Marie Jarry with husband
Lawsuits filed by a Connecticut teacher who appeared on the “Howard Stern Show” and an Ohio nurse who sent a homophobic e-mail to a gossip website are both examples of using the courts to avoid the consequences of unprofessional behavior.
In the Connecticut case, second-grade teacher Marie Jarry took a sick day to compete with her husband in the Stern show's “Ugliest Guy, Hottest Wife" contest. She regaled listeners with comments about her sex life and, clad in a bikini, posed for photos that were posted on the show's website.
Four days later, the principal at Thalberg Elementary School in Southington ordered Jarry not to go to her classroom. After meeting with the school board superintendent, she followed the advice of teachers' union attorneys and resigned.
“The Board of Education holds all staff to a very high standard,” Superintendent Joseph V. Erardi told the Meriden Record-Journal. All teachers' contracts have a morality clause.
But Jarry is now suing the board and the union for violation of due process and infliction of emotional distress. “Plaintiff's constructive discharge was orchestrated by [defendants], who working together, intimidated and coerced Plaintiff ... to resign in lieu of termination,” the complaint says.
Meanwhile in Ohio, Diane Wargo is blaming gossip columnist Perez Hilton for getting her fired from her job at a Cleveland nursing home. Using her work e-mail address, she had posted a comment on PerezHilton.com in which she called Hilton “a FAT GAY PIG” and also slurred Angelina Jolie.

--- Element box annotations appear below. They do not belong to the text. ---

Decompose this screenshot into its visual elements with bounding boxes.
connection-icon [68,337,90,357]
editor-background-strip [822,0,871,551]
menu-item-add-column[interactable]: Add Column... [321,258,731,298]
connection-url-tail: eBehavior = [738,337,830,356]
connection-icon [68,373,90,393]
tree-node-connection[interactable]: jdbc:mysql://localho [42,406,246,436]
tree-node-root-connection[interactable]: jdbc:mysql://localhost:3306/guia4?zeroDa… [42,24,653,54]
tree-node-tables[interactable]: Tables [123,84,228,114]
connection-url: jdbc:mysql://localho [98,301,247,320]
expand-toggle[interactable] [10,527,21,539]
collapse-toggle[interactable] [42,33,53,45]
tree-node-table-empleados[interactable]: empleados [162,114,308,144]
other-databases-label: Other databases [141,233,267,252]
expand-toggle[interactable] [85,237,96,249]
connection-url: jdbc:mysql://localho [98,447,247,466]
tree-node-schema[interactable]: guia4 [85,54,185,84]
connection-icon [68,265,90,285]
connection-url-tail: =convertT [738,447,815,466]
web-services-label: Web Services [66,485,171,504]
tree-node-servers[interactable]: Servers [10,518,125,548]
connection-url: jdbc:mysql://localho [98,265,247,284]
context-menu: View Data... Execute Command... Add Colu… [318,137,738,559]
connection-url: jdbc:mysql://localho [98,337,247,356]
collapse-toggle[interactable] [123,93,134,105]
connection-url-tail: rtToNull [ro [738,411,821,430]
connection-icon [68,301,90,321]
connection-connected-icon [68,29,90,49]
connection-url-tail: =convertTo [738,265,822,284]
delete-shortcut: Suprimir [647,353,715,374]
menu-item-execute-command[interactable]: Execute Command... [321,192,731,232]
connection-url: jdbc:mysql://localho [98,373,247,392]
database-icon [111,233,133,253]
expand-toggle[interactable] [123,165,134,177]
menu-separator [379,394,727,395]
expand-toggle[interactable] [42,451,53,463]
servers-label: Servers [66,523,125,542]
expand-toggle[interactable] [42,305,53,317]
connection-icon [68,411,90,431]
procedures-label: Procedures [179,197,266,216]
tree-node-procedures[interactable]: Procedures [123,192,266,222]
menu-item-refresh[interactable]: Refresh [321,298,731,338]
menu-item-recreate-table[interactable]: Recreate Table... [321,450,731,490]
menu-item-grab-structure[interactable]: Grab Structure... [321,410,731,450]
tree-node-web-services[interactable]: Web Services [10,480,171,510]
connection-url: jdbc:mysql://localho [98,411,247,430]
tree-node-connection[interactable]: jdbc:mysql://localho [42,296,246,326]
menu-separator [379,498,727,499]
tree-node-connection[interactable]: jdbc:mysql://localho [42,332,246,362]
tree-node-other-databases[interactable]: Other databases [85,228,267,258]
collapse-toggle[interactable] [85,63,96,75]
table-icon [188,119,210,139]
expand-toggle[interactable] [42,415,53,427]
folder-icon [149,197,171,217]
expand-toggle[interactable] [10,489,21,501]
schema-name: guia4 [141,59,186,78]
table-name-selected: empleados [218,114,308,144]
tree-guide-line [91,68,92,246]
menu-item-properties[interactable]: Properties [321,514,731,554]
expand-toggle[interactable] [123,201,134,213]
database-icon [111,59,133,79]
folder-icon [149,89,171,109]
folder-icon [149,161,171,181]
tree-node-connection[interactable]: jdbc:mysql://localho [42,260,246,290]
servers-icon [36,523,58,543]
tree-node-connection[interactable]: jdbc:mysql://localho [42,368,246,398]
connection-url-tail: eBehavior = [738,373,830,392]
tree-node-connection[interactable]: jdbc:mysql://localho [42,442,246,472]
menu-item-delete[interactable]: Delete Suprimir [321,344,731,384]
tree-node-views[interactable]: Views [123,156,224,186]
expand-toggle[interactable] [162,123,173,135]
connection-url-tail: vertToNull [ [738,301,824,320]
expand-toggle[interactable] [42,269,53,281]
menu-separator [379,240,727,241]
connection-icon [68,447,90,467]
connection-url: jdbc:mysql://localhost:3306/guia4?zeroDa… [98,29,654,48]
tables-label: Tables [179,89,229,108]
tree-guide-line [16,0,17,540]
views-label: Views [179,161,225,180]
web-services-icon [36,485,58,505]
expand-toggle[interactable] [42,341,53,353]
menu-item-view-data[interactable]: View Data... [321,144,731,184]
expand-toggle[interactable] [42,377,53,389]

The posting included Wargo's name and the email address and Hilton highlighted it as his “Email of the Day.” The Menorah Park Center for Senior Living terminated Wargo later the same day after receiving irate emails from PerezHilton.com readers.
“Mrs. Wargo accepted and justifiably relied on Defendants' promise that her email address and private information would not appear on the website,” Wargo says in her complaint, and Hilton “knew, or reasonably should have known, the harmful results that would follow the publication of Mrs. Wargo's personal information.”
The suit cites the website's Conditions of Use, which “specifically only reserve the right to use and disclose a commenter's screen name.” It seeks $25 million in damages for breach of contract, fraud, invasion of privacy and infliction of emotional distress.
Courts have protected the privacy of anonymous online commenters from defamation plaintiffs seeking their identity. But Wargo personally insulted the website operator –- enough surely to waive any expectation of privacy.
“If Diane Wargo wants to take a look at who is to blame ... she ought to start by looking in the mirror,” Hilton's attorney told the Cleveland Plain-Dealer.
Jarry also has only herself to blame for losing her job after appearing on the show of radio's king of raunch when she should have been teaching second-graders. She complains she was not afforded “the due process safeguards provided for tenured teachers,” but if she had not resigned, she would almost certainly have been fired.
“You know you're in trouble when your union's attorneys won't go to bat for you,” observed a Hartford Courant reader.